Around one in seven women in the UK will develop breast cancer in their lifetime.
But this study only looked at a small, eight-year snapshot of a woman’s life.
In that time it showed two in 100 owls developed breast cancer compared with one in 100 larks.
Dr Rebecca Richmond, one of the researchers from the University of Bristol, told the BBC: “The findings are potentially very important because sleep is ubiquitous and easily modified.
“Previous research has looked at the impact of shift work, but this is showing there may be a risk factor for all women.”
Age and family history are some of the main risk factors for breast cancer. According to Cancer Research UK, around a quarter of cases might be preventable.
So will a good night’s sleep stop me getting cancer?
It’s not that simple.
Dr Richmond said it was said it was still too soon to give clear advice to women.
She told the BBC: “We still need to get at what makes an evening person more at risk than a morning person… we need to unpick the relationship.”
Is it something about the body clock itself? Or do “owls” cause damage by living out of time with their body clocks in order to get up and go to work? Does the body clock affect hormone levels to alter cancer risk, or the immune system, or metabolism?
There are still many unanswered questions.
Are the researchers right?
Science is never 100% sure, but this fits with an emerging picture.
The World Health Organization already says disruption to people’s body clocks because of shift work is probably linked to cancer risk.

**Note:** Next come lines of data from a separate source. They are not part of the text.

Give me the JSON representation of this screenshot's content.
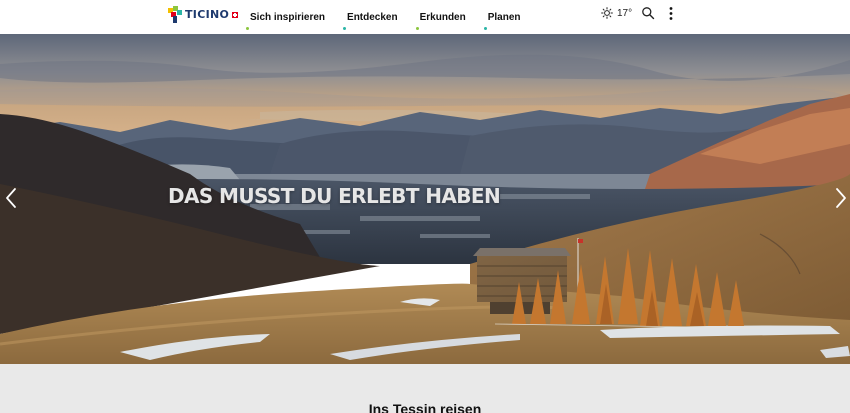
{
  "header": {
    "logo_text": "TICINO",
    "nav": [
      {
        "label": "Sich inspirieren",
        "dot_color": "#8cc63f"
      },
      {
        "label": "Entdecken",
        "dot_color": "#2bb5a6"
      },
      {
        "label": "Erkunden",
        "dot_color": "#8cc63f"
      },
      {
        "label": "Planen",
        "dot_color": "#2bb5a6"
      }
    ],
    "weather": {
      "icon": "sun-icon",
      "temperature": "17°"
    },
    "search_icon": "search-icon",
    "more_icon": "more-vertical-icon"
  },
  "hero": {
    "title": "DAS MUSST DU ERLEBT HABEN",
    "prev_icon": "chevron-left-icon",
    "next_icon": "chevron-right-icon"
  },
  "section": {
    "title": "Ins Tessin reisen"
  },
  "colors": {
    "brand_navy": "#1e3a6e",
    "brand_red": "#e2001a",
    "section_background": "#e9e9e9"
  }
}
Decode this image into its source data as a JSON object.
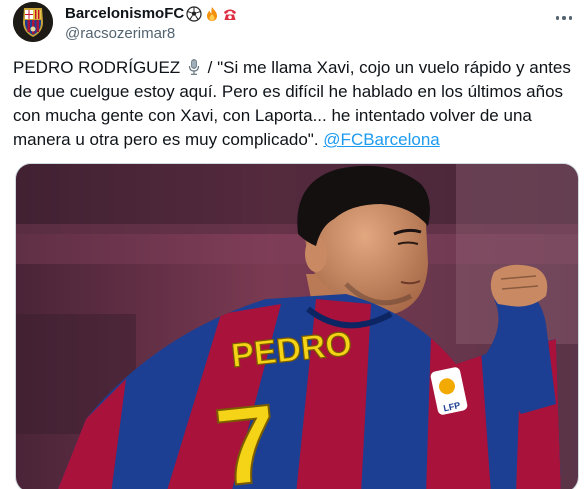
{
  "author": {
    "display_name": "BarcelonismoFC",
    "handle": "@racsozerimar8",
    "badges": [
      "soccer-ball-icon",
      "fire-icon",
      "telephone-icon"
    ]
  },
  "tweet": {
    "part1": "PEDRO RODRÍGUEZ ",
    "part2": " / \"Si me llama Xavi, cojo un vuelo rápido y antes de que cuelgue estoy aquí. Pero es difícil he hablado en los últimos años con mucha gente con Xavi, con Laporta... he intentado volver de una manera u otra pero es muy complicado\". ",
    "mention": "@FCBarcelona"
  },
  "media": {
    "jersey_name": "PEDRO",
    "jersey_number": "7",
    "colors": {
      "blaugrana_blue": "#1c3f93",
      "blaugrana_red": "#a8123b",
      "gold": "#f5d417"
    }
  }
}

Dr Richard Berks, from Breast Cancer Now, said: “These intriguing results add to the growing body of evidence that there is some overlap between the genetics of when we’d prefer to sleep and our breast cancer risk, but more research is required to unravel the specifics of this relationship.”
Similar studies have revealed a role for sleep preferences and mental health, including schizophrenia risk.
Cliona Kirwan, consultant breast surgeon and researcher at the University of Manchester, said: “The use of Mendelian randomisation in this study enables the researchers to examine the causal effect on breast cancer of different sleep patterns.
“These are interesting findings that provide further evidence of how our body clock and our natural sleep preference is implicated in the onset of breast cancer.”
The findings have been published on researchers’ website bioRxiv but have not yet gone through scientific peer review.